Green, the Bucks sharpshooter, has already taken 95 threes (compared to just nine two-pointers), and has made 49.5 percent of them. He’s been a marksman. While you might think he’s picked on defensively, he surprisingly more than holds his own. He’s moving his feet, staying with defenders laterally and has a great knack for getting into the passing lanes.

These revelations have led the Bucks to find a potent lineup while Antetokounmpo is on the bench. Lopez, Bobby Portis, Lillard, Green and Trent have played over 70 minutes together. It’s the third-most common five-man lineup for the Bucks, which have a plus-26.8 net rating in those minutes. There’s a lot of good happening on the court in those situations, despite Antetokounmpo’s absence.

Antetokounmpo And Lillard Are Evolving

No team can see success like the Bucks have lately without their stars performing.

Antetokounmpo is enjoying a career year, even by his standards. He’s averaging a league-best 32.7 points (63.6 percent true shooting), nabbing 11.7 rebounds, dishing out 6.7 assists and blocking 1.4 shots. And as he ages, the 30-year-old, two-time MVP is evolving his game.

That evolution is in the midrange, where long twos consume a career-high 19 percent of his total shots. He’s made 36 of his 73 shots there — on pace to crush his career-high of 289 attempts from 2017-18. It’s a potent counter for teams that try to wall off the paint from his downhill attacks, and he’s become more comfortable settling into looks in various ways.

Lillard is doing his part to adapt as well. While he’s bouncing back as a shooter this season, hitting on nearly 37 percent of his threes, the way he’s seeking them out has slightly changed. Although the pull-up shooting hasn’t shifted and is a necessary part of the Bucks’ offense, Lillard is taking nearly two more catch-and-shoot threes per game than last season.

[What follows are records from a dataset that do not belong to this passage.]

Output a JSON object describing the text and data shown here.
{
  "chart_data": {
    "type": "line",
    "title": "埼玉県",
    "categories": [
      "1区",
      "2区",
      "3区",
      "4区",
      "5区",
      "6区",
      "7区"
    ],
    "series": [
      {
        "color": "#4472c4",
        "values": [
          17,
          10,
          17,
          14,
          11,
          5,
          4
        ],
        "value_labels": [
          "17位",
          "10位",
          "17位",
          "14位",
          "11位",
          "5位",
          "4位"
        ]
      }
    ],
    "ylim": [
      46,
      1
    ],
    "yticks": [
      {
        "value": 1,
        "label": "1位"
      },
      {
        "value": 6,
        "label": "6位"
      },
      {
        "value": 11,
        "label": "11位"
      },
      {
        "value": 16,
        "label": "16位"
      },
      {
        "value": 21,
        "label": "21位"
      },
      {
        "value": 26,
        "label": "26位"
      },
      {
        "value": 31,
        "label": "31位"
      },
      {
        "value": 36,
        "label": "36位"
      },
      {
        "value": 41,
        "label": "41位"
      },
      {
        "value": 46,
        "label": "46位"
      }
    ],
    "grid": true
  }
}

He’s already had 50 spot-up opportunities this season, according to Synergy. That’s on pace to smash his 174 possessions from last year. The Bucks have been using him more as a screener, putting him one pass away from Antetokounmpo in the post, and utilizing his lethal shooting ability to create more space for their MVP big man.

Milwaukee has found a way to win through this trial-and-error process. Admittedly, it’s been an easy schedule. During this 9-1 stretch games, the Bucks have beaten the Detroit Pistons and Charlotte Hornets twice, as well as the Washington Wizards, Chicago Bulls and injury plagued Toronto Raptors. But those are teams they should be dominating in the first place. And now they are.

But with Middleton set to come back at some point this month and Milwaukee now touting newfound depth, perhaps it can take an even bigger step and become the contenders we all expected them to be.

It’s still a long road and season. Things can change quickly — again. The Bucks have taught us that over the past month.

But at the very least, they’re trending in the right direction. Led by an MVP superstar, All-NBA co-star and blossoming supporting cast, here comes Milwaukee.